Monday, May 26, 2008
Existentialism in a Nutshell
Jean-Paul Sartre in 1970. His cigarettes and pipes were constant companions.
Photo: Leon Herschtritt/Rapho
Existentialism is a philosophy that espouses that there is no purpose at the core of existence, that we are born without specific purpose, and we do not exist because of god or some abstract cause; we are not fated to behave in certain ways, or to accomplish certain things; instead, we are born free of meaning.
Finding a way to counter this, by embracing existence itself, is the fundamental theme of existentialism (and the root of the philosophy's name). Given that someone who believes in reality might be called a “realist,” and someone who believes in a deity might be called a “deist,” someone who believes fundamentally in existence and seeks to find meaning in his or her life solely by embracing existence, is an existentialist.
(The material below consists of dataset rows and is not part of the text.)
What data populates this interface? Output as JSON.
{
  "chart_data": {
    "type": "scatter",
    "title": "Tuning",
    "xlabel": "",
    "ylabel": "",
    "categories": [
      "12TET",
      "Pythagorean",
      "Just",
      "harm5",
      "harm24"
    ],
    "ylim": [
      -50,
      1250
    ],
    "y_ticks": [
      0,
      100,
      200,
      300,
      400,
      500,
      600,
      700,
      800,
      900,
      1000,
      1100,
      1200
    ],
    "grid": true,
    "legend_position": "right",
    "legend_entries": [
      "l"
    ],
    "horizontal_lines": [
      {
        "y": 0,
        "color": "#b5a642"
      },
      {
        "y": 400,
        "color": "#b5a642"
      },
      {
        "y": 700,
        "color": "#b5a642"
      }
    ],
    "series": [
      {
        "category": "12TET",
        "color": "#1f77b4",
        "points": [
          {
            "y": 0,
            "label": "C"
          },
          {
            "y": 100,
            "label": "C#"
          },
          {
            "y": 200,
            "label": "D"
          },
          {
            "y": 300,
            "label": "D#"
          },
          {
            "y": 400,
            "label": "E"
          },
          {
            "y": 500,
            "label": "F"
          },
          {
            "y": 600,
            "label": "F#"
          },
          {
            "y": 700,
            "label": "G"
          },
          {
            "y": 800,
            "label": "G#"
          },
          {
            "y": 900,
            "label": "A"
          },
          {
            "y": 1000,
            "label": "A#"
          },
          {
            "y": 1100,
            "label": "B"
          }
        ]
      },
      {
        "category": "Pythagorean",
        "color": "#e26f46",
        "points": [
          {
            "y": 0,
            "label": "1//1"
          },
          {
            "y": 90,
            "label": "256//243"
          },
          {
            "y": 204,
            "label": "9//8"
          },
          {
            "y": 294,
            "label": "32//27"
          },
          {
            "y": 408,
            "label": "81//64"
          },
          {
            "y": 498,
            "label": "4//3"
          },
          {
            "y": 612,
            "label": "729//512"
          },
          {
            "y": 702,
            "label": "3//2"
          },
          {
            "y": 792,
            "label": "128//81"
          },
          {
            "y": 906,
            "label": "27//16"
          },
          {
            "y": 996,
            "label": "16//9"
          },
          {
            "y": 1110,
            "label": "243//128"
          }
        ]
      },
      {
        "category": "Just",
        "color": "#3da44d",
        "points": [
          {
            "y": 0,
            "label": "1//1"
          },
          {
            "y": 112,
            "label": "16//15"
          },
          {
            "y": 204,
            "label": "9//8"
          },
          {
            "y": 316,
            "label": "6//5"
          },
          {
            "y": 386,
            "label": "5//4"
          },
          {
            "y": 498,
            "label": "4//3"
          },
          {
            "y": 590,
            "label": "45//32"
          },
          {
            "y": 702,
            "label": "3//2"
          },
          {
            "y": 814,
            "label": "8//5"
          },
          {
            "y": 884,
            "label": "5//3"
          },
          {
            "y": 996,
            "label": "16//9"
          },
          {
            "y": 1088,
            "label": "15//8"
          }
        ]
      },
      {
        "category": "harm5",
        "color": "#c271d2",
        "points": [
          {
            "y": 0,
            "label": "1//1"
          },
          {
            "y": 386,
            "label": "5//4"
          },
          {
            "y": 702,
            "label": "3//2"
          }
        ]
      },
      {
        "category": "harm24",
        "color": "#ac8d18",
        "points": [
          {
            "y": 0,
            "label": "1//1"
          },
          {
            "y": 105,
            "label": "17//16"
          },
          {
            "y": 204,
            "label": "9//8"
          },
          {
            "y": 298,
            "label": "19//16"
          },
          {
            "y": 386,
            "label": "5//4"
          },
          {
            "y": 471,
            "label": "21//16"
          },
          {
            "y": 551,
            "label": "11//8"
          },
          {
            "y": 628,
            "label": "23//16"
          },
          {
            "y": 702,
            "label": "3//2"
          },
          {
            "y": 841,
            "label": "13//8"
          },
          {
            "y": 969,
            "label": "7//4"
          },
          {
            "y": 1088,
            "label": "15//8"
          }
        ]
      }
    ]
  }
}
Nineteenth-century philosophers Søren Kierkegaard and Friedrich Nietzsche were pioneers of this philosophy that reached its peak through the writings of Jean-Paul Sartre, Simone de Beauvoir and Albert Camus. Collectively they were the triumvirate of existentialist writers based in Paris in the 1940s and 1950s, although all three refuted that label. They wrote scholarly and fictional works that popularized existential themes such as “dread, boredom, alienation, the absurd, freedom, commitment, and nothingness.”
Sartre’s major work, Being and Nothingness, written in 1943, set out his philosophy that, because humans are free in every situation, they are also responsible for their our own “essence,” and the choices that they make.